Hon. Josua Hoebeb, the Governor for Kunene region has also welcomed the programme, saying that his hope is that it will support the communities in his region of approximately 81,400 people and prevent them from falling sick. He is pleased to learn that the programme will focus on prevention and promotion of health, adding that it is not easy to provide health services to the Himba people because they often retreat into the mountains with their cattle. The HEWs have been trained to follow them wherever they go.

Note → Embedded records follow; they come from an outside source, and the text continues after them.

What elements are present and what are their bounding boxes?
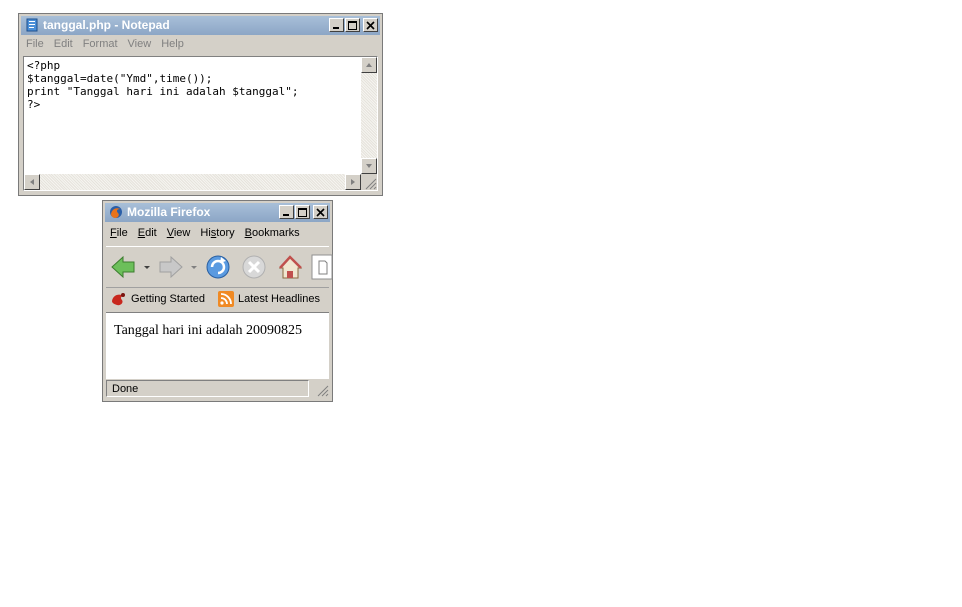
maximize-icon <box>348 21 357 30</box>
menu-history-prefix: Hi <box>200 227 211 239</box>
firefox-bookmark-icon <box>112 293 125 306</box>
menu-history-suffix: tory <box>216 227 235 239</box>
menu-view[interactable]: View <box>162 227 196 243</box>
notepad-text-area[interactable]: <?php $tanggal=date("Ymd",time()); print… <box>23 56 378 191</box>
scroll-left-button[interactable] <box>24 174 40 190</box>
page-icon <box>311 254 333 280</box>
status-bar: Done <box>106 379 329 398</box>
page-content: Tanggal hari ini adalah 20090825 <box>106 312 329 379</box>
vertical-scrollbar[interactable] <box>361 57 377 174</box>
back-arrow-icon <box>111 255 135 279</box>
menu-format[interactable]: Format <box>78 38 123 54</box>
close-icon <box>366 21 375 30</box>
reload-icon <box>206 255 230 279</box>
menu-access-key: F <box>110 227 117 239</box>
menu-view-label: iew <box>173 227 191 239</box>
bookmarks-toolbar: Getting Started Latest Headlines <box>106 288 329 310</box>
menu-file[interactable]: File <box>105 227 133 243</box>
menu-file[interactable]: File <box>21 38 49 54</box>
rss-feed-icon <box>218 291 234 307</box>
notepad-app-icon <box>26 18 38 32</box>
menu-history[interactable]: History <box>195 227 239 243</box>
menu-bookmarks-label: ookmarks <box>251 227 300 239</box>
menu-access-key: E <box>137 227 146 239</box>
home-button[interactable] <box>278 255 303 279</box>
scroll-up-button[interactable] <box>361 57 377 73</box>
back-history-dropdown-icon[interactable] <box>144 266 150 269</box>
bookmark-label: Latest Headlines <box>238 293 320 305</box>
horizontal-scrollbar[interactable] <box>24 174 361 190</box>
new-page-button[interactable] <box>311 254 333 280</box>
menu-edit[interactable]: Edit <box>49 38 78 54</box>
menu-bookmarks[interactable]: Bookmarks <box>240 227 305 243</box>
menu-file-label: ile <box>116 227 128 239</box>
stop-button[interactable] <box>242 255 266 279</box>
forward-button[interactable] <box>159 255 183 279</box>
menu-edit-label: dit <box>145 227 157 239</box>
status-text: Done <box>106 380 309 397</box>
bookmark-getting-started[interactable]: Getting Started <box>111 291 205 307</box>
menu-access-key: B <box>244 227 252 239</box>
firefox-menubar: File Edit View History Bookmarks <box>105 227 330 243</box>
maximize-button[interactable] <box>295 205 310 219</box>
forward-arrow-icon <box>159 255 183 279</box>
menu-access-key: V <box>166 227 174 239</box>
notepad-menubar: File Edit Format View Help <box>21 38 380 54</box>
minimize-icon <box>283 214 289 216</box>
close-button[interactable] <box>363 18 378 32</box>
resize-grip[interactable] <box>361 174 377 190</box>
firefox-titlebar[interactable]: Mozilla Firefox <box>105 203 330 222</box>
page-text: Tanggal hari ini adalah 20090825 <box>114 323 302 338</box>
arrow-right-icon <box>351 179 355 185</box>
arrow-up-icon <box>366 63 372 67</box>
menu-help[interactable]: Help <box>156 38 189 54</box>
menu-edit[interactable]: Edit <box>133 227 162 243</box>
close-icon <box>316 208 325 217</box>
bookmark-latest-headlines[interactable]: Latest Headlines <box>218 291 320 307</box>
resize-grip-icon[interactable] <box>313 381 329 397</box>
minimize-button[interactable] <box>329 18 344 32</box>
notepad-window: tanggal.php - Notepad File Edit Format V… <box>18 13 383 196</box>
firefox-window: Mozilla Firefox File Edit View History B… <box>102 200 333 402</box>
maximize-button[interactable] <box>345 18 360 32</box>
minimize-button[interactable] <box>279 205 294 219</box>
resize-grip-icon <box>365 178 377 190</box>
scroll-right-button[interactable] <box>345 174 361 190</box>
arrow-left-icon <box>30 179 34 185</box>
notepad-title: tanggal.php - Notepad <box>43 18 170 32</box>
reload-button[interactable] <box>206 255 230 279</box>
bookmark-label: Getting Started <box>131 293 205 305</box>
maximize-icon <box>298 208 307 217</box>
arrow-down-icon <box>366 164 372 168</box>
minimize-icon <box>333 27 339 29</box>
firefox-app-icon <box>110 206 122 218</box>
forward-history-dropdown-icon[interactable] <box>191 266 197 269</box>
back-button[interactable] <box>111 255 135 279</box>
navigation-toolbar <box>106 246 333 288</box>
close-button[interactable] <box>313 205 328 219</box>
notepad-content: <?php $tanggal=date("Ymd",time()); print… <box>27 59 299 111</box>
notepad-titlebar[interactable]: tanggal.php - Notepad <box>21 16 380 35</box>
firefox-title: Mozilla Firefox <box>127 205 211 219</box>
menu-view[interactable]: View <box>123 38 157 54</box>
scroll-down-button[interactable] <box>361 158 377 174</box>
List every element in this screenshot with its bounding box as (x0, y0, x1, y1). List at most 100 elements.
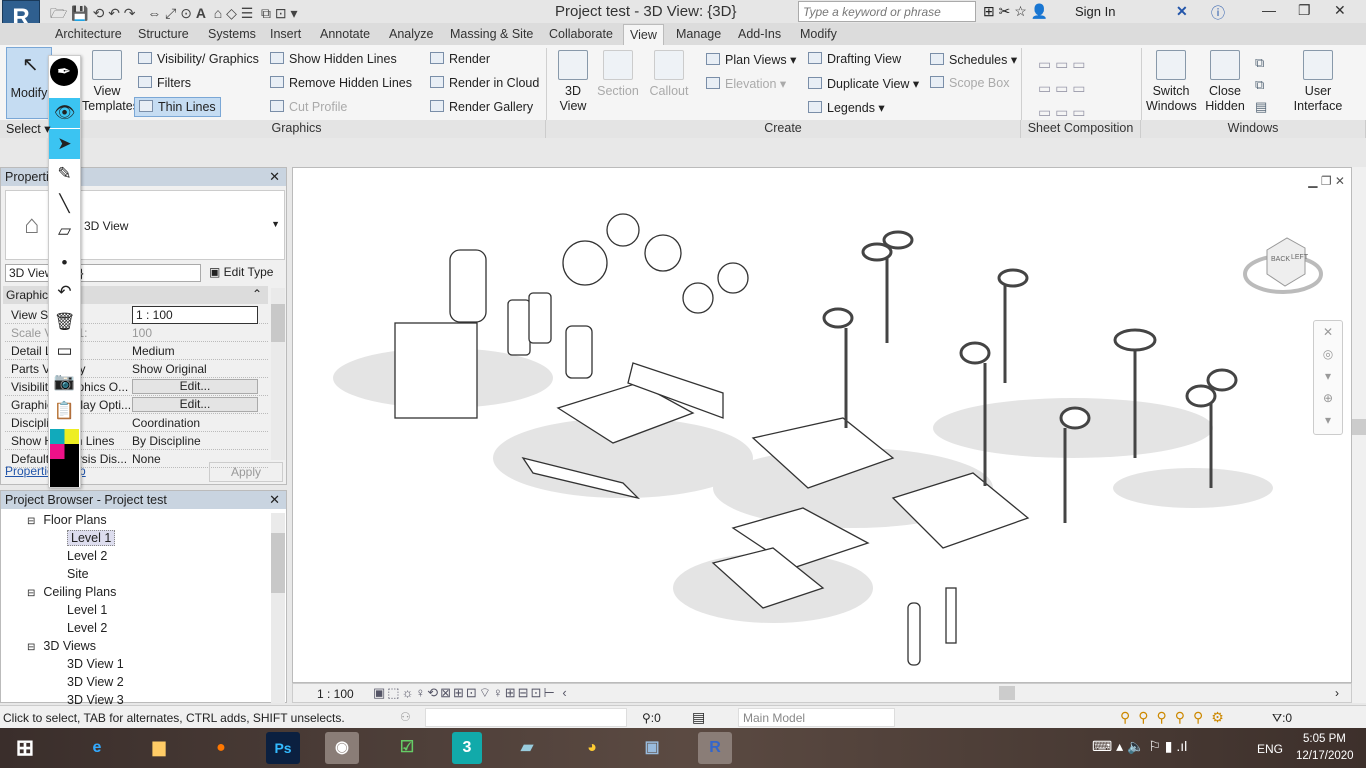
property-row[interactable]: Graphic Display Opti...Edit... (5, 396, 268, 414)
property-value[interactable]: Medium (132, 344, 175, 358)
cut-profile-button[interactable]: Cut Profile (270, 100, 347, 114)
pointer-icon[interactable]: ➤ (49, 129, 80, 159)
collapse-icon[interactable]: ⊟ (27, 642, 35, 653)
sketch-app-icon[interactable]: ☑ (390, 732, 424, 764)
notepad-icon[interactable]: ▰ (510, 732, 544, 764)
selection-toggle-icons[interactable]: ⚲⚲⚲⚲⚲⚙ (1120, 709, 1232, 726)
edit-button[interactable]: Edit... (132, 379, 258, 394)
plan-views-button[interactable]: Plan Views ▾ (706, 52, 796, 67)
legends-button[interactable]: Legends ▾ (808, 100, 885, 115)
design-options-icon[interactable]: ▤ (692, 709, 705, 726)
collapse-icon[interactable]: ⊟ (27, 516, 35, 527)
section-button[interactable]: Section (596, 50, 640, 99)
browser-scrollbar[interactable] (271, 513, 285, 703)
filters-button[interactable]: Filters (138, 76, 191, 90)
navigation-bar[interactable]: ✕ ◎ ▾ ⊕ ▾ (1313, 320, 1343, 435)
viewcube[interactable]: BACK LEFT (1243, 230, 1323, 300)
remove-hidden-lines-button[interactable]: Remove Hidden Lines (270, 76, 412, 90)
filter-status[interactable]: ⛛:0 (1272, 711, 1292, 726)
select-dropdown[interactable]: Select ▾ (0, 120, 51, 138)
tab-view[interactable]: View (623, 24, 664, 45)
show-hidden-lines-button[interactable]: Show Hidden Lines (270, 52, 397, 66)
property-row[interactable]: Scale Value 1:100 (5, 324, 268, 342)
trash-icon[interactable]: 🗑 (49, 312, 80, 332)
ie-icon[interactable]: e (80, 732, 114, 764)
tab-add-ins[interactable]: Add-Ins (738, 27, 781, 41)
pen-nib-icon[interactable]: ✒ (50, 58, 78, 86)
visibility-graphics-button[interactable]: Visibility/ Graphics (138, 52, 259, 66)
tree-item[interactable]: ⊟ Ceiling Plans (27, 585, 116, 599)
horizontal-scrollbar[interactable] (999, 686, 1015, 700)
close-icon[interactable]: ✕ (269, 169, 280, 185)
property-value[interactable]: None (132, 452, 161, 466)
property-value[interactable]: Show Original (132, 362, 207, 376)
chrome-icon[interactable]: ◕ (575, 732, 609, 764)
infocenter-icons[interactable]: ⊞ ✂ ☆ 👤 (983, 3, 1048, 20)
eraser-icon[interactable]: ▱ (49, 221, 80, 241)
tab-insert[interactable]: Insert (270, 27, 301, 41)
view-control-icons[interactable]: ▣⬚☼♀⟲⊠⊞⊡⌔♀⊞⊟⊡⊢ ‹ (373, 685, 569, 701)
user-interface-button[interactable]: User Interface (1290, 50, 1346, 114)
firefox-icon[interactable]: ● (204, 732, 238, 764)
vertical-scrollbar[interactable] (1352, 167, 1366, 703)
render-in-cloud-button[interactable]: Render in Cloud (430, 76, 539, 90)
property-row[interactable]: Visibility/Graphics O...Edit... (5, 378, 268, 396)
close-hidden-button[interactable]: Close Hidden (1200, 50, 1250, 114)
tab-structure[interactable]: Structure (138, 27, 189, 41)
camera-icon[interactable]: 📷 (49, 372, 80, 392)
edit-type-button[interactable]: ▣ Edit Type (209, 265, 273, 279)
eye-icon[interactable]: 👁 (49, 98, 80, 128)
thin-lines-button[interactable]: Thin Lines (134, 97, 221, 117)
dot-icon[interactable]: • (49, 253, 80, 273)
property-row[interactable]: Detail Level Medium (5, 342, 268, 360)
tree-item[interactable]: Level 2 (67, 549, 107, 563)
drafting-view-button[interactable]: Drafting View (808, 52, 901, 66)
schedules-button[interactable]: Schedules ▾ (930, 52, 1017, 67)
property-value[interactable]: 100 (132, 326, 152, 340)
property-row[interactable]: Show Hidden LinesBy Discipline (5, 432, 268, 450)
close-icon[interactable]: ✕ (269, 492, 280, 508)
pen-line-icon[interactable]: ╲ (49, 194, 80, 214)
property-row[interactable]: View Scale 1 : 100 (5, 306, 268, 324)
tree-item[interactable]: Level 1 (67, 603, 107, 617)
tab-architecture[interactable]: Architecture (55, 27, 122, 41)
file-explorer-icon[interactable]: ▆ (142, 732, 176, 764)
minimize-button[interactable]: — (1262, 2, 1276, 18)
search-input[interactable]: Type a keyword or phrase (798, 1, 976, 22)
sheet-composition-icons[interactable]: ▭ ▭ ▭ ▭ ▭ ▭ ▭ ▭ ▭ (1038, 52, 1108, 124)
tab-systems[interactable]: Systems (208, 27, 256, 41)
tab-annotate[interactable]: Annotate (320, 27, 370, 41)
properties-scrollbar[interactable] (271, 288, 285, 460)
property-row[interactable]: Discipline Coordination (5, 414, 268, 432)
undo-icon[interactable]: ↶ (49, 282, 80, 302)
render-gallery-button[interactable]: Render Gallery (430, 100, 533, 114)
group-header[interactable]: Graphics ⌃ (3, 286, 268, 304)
photoshop-icon[interactable]: Ps (266, 732, 300, 764)
callout-button[interactable]: Callout (646, 50, 692, 99)
pen-tool-app-icon[interactable]: ◉ (325, 732, 359, 764)
tree-item[interactable]: Level 2 (67, 621, 107, 635)
window-arrange-icons[interactable]: ⧉ ⧉ ▤ (1255, 52, 1267, 118)
tab-manage[interactable]: Manage (676, 27, 721, 41)
color-palette[interactable] (50, 429, 79, 487)
revit-taskbar-icon[interactable]: R (698, 732, 732, 764)
clock-date[interactable]: 12/17/2020 (1296, 750, 1354, 762)
clock-time[interactable]: 5:05 PM (1303, 733, 1346, 745)
view-scale[interactable]: 1 : 100 (317, 687, 354, 701)
view-window-controls[interactable]: ▁ ❐ ✕ (1308, 174, 1345, 188)
viewcube-back-face[interactable]: BACK (1271, 256, 1290, 263)
exchange-icon[interactable]: ✕ (1176, 3, 1188, 20)
tab-analyze[interactable]: Analyze (389, 27, 433, 41)
tab-massing-site[interactable]: Massing & Site (450, 27, 533, 41)
help-icon[interactable]: ⓘ (1211, 3, 1225, 23)
type-selector[interactable]: ⌂ 3D View ▼ (5, 190, 285, 260)
apply-button[interactable]: Apply (209, 462, 283, 482)
scope-box-button[interactable]: Scope Box (930, 76, 1009, 90)
design-option-dropdown[interactable]: Main Model (738, 708, 895, 727)
instance-selector[interactable]: 3D View: {3D} (5, 264, 201, 282)
switch-windows-button[interactable]: Switch Windows (1146, 50, 1197, 114)
system-tray-icons[interactable]: ⌨ ▴ 🔈 ⚐ ▮ .ıl (1092, 738, 1187, 755)
tree-item[interactable]: Level 1 (67, 530, 116, 546)
collapse-icon[interactable]: ⊟ (27, 588, 35, 599)
clipboard-icon[interactable]: 📋 (49, 401, 80, 421)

Van der Walt says the HEW programme has elevated the status of the HEWs within their communities. ‘They have gained skills and confidence to take care of other people’s health. They are the stars now and are respected in the community.’
Ms Micaela Marques De Soussa, the UNICEF Representative to Namibia says the HEW programme will bridge the gap between the haves and have nots in terms of bringing basic quality health services to the communities.
‘The skills gained by this cadre of committed men and women will ensure that those children and mothers, especially the poorest, the most vulnerable and those living in the most remote areas of this region are reached with essential information and quality services,’ De Soussa says.
De Soussa is conviced that with the political will of the Government of Namibia, the determination of Tjivero and other HEWs, as well as community support, the HEW programme will succeed.